REPUBLIKA.CO.ID, JAKARTA -- Pemanggilan Duta Besar RI untuk Australia, Nadjib Riphat Kesoema, ke Tanah Air merupakan pukulan telak untuk Australia, menyusul penyadapan atas Presiden Susilo Bambang Yudhoyono (SBY) oleh intelijen Negeri Kanguru itu, kata seorang akademisi.
"Keputusan pemerintah Indonesia memanggil pulang Duta Besar untuk Australia merupakan tindakan sepadan dan pantas serta merupakan pukulan telak bagi Australia," kata Teguh Santosa dari Jurusan Hubungan Internasional FISIP Universitas Islam Negeri Syarif Hidayatullah di Jakarta, Rabu (20/11).
Duta Besar RI untuk Australia Nadjib Riphat Kesoema tiba di Tanah Air setelah mendarat di Bandara Soekarno-Hatta, Banten, Selasa (19/11) pukul 19.25 WIB.
Menurut Teguh, pengakuan Perdana Menteri Australia Tony Abbott di depan Parlemen Australia merupakan hukuman yang sepadan walaupun pada saat yang sama ia mengatakan tidak akan meminta maaf karena Abbott menyebut penyadapan itu sebagai tindakan yang perlu dilakukan Australia untuk melindungi kepentingan nasional mereka.
Atas ketegangan yang bakal terjadi dalam hubungan RI-Australia, Teguh Santosa berharap pihak-pihak di luar pemerintah tidak memanas-manasi suasana, apalagi sampai menekan pemerintah untuk mengambil tindakan keras, seperti pemutusan hubungan diplomatik bahkan perang menyusul skandal penyadapan yang dilakukan Australia terhadap sejumlah pejabat negara. "Perang bukan tindakan bijaksana," katanya.
Ia mengemukakan perang bukan hanya mahal secara ekonomi tetapi juga mahal secara politik karena bisa membuat seorang kepala pemerintahan atau kepala negara kehilangan kekuasaan.
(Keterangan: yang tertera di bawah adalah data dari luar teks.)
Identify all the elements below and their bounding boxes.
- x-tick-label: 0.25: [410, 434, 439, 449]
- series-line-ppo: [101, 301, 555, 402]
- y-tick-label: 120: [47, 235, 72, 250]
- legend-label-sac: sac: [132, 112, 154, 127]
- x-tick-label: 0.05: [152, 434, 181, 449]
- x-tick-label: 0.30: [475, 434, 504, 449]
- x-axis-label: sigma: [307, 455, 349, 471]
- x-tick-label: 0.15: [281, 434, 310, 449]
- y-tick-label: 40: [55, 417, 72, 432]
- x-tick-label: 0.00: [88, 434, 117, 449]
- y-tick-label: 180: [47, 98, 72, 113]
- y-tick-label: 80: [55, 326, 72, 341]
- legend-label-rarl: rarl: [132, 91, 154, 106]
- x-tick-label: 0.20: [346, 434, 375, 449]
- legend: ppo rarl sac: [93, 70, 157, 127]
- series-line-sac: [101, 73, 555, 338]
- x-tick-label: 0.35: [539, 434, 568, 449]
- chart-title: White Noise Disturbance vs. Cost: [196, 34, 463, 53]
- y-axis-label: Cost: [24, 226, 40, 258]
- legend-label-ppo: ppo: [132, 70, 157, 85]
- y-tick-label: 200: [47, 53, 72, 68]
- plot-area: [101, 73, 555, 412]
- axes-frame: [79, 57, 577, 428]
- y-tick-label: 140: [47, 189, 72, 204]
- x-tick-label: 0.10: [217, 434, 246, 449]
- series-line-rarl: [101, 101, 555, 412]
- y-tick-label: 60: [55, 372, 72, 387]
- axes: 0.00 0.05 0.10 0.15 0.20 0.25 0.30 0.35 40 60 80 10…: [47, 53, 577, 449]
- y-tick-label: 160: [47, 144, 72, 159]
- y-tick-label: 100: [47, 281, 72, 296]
Teguh mengatakan ada studi yang menyebutkan bahwa lebih banyak pemerintahan di negeri demokratis yang jatuh karena menggelar perang, terlepas menang atau kalah, daripada pemerintahan di negeri nondemokratis. Oleh karena itu, Teguh Santosa berharap pemerintah Indonesia tetap fokus menyelesaikan sejumlah agenda pembangunan nasional mengingat usia pemerintahan yang sudah semakin pendek.